Charles Marfre, Jr., age 10, of North Brunswick, New Jersey, for his question:
What actually is the sound barrier?
Until 1947, no pilot had ever flown at 700 miles an hour and lived to tell about it. The airplanes designed in the early 1940s shuddered and shattered as they reached what we call the speed of sound. Many people despaired and said that no plane would ever fly faster than this mysterious sound barrier.
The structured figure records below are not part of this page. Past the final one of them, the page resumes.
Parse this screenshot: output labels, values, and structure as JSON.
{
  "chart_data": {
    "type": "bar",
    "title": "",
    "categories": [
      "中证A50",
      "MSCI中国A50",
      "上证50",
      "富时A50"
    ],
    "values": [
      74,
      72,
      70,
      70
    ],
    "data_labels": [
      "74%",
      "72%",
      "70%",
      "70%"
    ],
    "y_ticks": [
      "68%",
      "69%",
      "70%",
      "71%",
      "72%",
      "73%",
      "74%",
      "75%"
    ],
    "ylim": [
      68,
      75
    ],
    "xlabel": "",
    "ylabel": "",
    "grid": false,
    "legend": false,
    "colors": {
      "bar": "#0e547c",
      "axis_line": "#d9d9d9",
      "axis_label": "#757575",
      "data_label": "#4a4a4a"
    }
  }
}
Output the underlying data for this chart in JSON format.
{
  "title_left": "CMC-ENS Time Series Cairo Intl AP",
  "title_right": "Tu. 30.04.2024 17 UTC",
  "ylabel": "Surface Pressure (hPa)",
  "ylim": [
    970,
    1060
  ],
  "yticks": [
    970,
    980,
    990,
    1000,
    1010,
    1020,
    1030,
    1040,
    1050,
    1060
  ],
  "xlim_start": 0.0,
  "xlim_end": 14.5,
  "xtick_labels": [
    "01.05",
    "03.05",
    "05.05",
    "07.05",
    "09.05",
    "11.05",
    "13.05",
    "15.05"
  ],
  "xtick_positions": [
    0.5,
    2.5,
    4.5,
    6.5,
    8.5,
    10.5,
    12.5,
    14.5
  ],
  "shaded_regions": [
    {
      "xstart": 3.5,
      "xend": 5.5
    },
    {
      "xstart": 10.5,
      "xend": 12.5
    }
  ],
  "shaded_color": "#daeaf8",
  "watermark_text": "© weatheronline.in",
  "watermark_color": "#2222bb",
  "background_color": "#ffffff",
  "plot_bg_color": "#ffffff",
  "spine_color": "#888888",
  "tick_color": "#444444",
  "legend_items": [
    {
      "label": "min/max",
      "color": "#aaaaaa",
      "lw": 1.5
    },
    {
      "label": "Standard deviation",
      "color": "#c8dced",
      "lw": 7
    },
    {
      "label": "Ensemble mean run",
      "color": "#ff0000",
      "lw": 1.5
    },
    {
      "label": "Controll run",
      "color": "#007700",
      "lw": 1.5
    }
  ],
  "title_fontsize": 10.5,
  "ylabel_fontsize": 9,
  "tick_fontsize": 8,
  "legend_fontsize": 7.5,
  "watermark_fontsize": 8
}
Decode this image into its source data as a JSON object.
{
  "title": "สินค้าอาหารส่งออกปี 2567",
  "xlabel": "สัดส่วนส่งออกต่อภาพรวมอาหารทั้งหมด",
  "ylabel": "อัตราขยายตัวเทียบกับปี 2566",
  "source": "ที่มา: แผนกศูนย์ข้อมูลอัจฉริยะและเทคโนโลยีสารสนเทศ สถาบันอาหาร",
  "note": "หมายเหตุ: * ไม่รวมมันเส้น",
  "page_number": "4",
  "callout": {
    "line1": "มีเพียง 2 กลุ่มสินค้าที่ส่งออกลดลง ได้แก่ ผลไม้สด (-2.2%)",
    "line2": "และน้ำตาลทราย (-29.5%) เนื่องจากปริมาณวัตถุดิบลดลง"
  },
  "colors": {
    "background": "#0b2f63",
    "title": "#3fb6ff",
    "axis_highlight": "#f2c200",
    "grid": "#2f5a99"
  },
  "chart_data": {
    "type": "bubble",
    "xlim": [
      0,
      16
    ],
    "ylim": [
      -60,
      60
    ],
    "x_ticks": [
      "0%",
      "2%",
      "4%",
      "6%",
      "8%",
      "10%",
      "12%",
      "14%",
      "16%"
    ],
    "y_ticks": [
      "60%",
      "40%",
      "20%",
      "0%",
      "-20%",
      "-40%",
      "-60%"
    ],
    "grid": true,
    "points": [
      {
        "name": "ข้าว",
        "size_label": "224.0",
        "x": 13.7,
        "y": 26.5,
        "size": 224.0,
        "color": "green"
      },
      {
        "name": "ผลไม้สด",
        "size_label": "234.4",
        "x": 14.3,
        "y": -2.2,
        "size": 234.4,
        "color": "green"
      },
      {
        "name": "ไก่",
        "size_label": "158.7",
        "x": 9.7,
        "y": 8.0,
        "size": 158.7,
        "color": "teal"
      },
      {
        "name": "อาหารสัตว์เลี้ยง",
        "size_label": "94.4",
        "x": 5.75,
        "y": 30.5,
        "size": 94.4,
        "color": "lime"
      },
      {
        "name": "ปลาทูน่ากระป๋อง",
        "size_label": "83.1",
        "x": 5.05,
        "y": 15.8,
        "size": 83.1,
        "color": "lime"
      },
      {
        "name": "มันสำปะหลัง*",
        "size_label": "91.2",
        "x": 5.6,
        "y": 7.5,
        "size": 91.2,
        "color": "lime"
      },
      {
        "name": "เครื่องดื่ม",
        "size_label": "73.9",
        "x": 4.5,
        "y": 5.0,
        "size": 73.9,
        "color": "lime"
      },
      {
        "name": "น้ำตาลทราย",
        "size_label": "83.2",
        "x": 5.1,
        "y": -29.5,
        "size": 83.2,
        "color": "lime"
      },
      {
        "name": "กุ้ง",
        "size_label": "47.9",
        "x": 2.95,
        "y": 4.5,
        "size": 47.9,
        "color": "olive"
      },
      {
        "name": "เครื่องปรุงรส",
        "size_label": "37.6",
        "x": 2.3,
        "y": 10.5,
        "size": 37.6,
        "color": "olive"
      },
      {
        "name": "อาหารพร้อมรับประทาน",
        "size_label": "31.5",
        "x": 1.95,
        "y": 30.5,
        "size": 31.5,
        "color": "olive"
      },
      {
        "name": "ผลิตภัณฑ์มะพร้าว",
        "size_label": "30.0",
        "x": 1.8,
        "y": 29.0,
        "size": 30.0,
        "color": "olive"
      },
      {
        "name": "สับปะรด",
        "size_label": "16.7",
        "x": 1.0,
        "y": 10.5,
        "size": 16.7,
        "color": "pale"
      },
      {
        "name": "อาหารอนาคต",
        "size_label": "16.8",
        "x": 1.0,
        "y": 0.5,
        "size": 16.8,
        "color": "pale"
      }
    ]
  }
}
The sound barrier and the thermal barrier are problems for the experts who design fast planes. Both of these barriers are related indirectly to the speed of sound and the way in which sound travels through the air. A sonic boom from a high flying jet tells us that the aircraft has reached a speed as fast or faster than the speed of sound. It has broken through the sound barrier. A plane at supersonic speeds must also cope with the thermal or heat barrier. If the plane is not properly designed, the heat caused by supersonic shock waves may melt the metal on its nose and wings.
Sound travels out from a vibrating object in waves. Its pulsing energy keeps pace with the vibrating drum or other object that starts it and its energy gets weaker as it goes. It must travel through a substance such as air, water or steel or some other medium. And it travels at different speeds through different substances. At sea level, it travels through ordinary air at about 1,100 feet a second, or 750 miles an hour. Sound waves may travel four times faster than this through water and more than 15 times faster through steel.
The sound barrier that concerns a plane designer is the speed of sound through the air. Something very dramatic occurs when a plane reaches this speed. At slower speeds, streams of gaseous air molecules flow smoothly around the graceful surface of the plane. They form cushions of pressure that lift the flying plane and help to keep it from falling. But this friendly assistance breaks down as the plane reaches the speed of sound. Its nose seems to meet a sudden resistance like a stone wall. The smooth air currents become shuddering shock waves that punch the plane like giant invisible fists.
This is the so called sound barrier and supersonic planes are designed to cope with it. It occurs because air molecules can stream smoothly around a moving object so fast and no faster. When the object reaches that certain speed called the speed of sound, the air molecules cannot move around fast enough. Instead, they pile up in front of the onrushing plane forming a strong barrier of resistance. Shock waves are produced when the plane forces its way through the resisting air barrier and the result is what we hear as a sonic boom.
As we have noted, the speed of sound at sea level is about 750 miles per hour and at this speed a low flying plane may crash into the sound barrier. Sound travels slower through the cool, thin air at higher altitudes. A plane at 40,000 feet may reach the sound barrier at 660 miles per hour. Supersonic speed is figured in Mach numbers. A pilot reaches Mach One at the crashing moment of the speed of sound and this varies with altitude and temperature. He reaches Mach Two at double and Mach Three at triple this speed.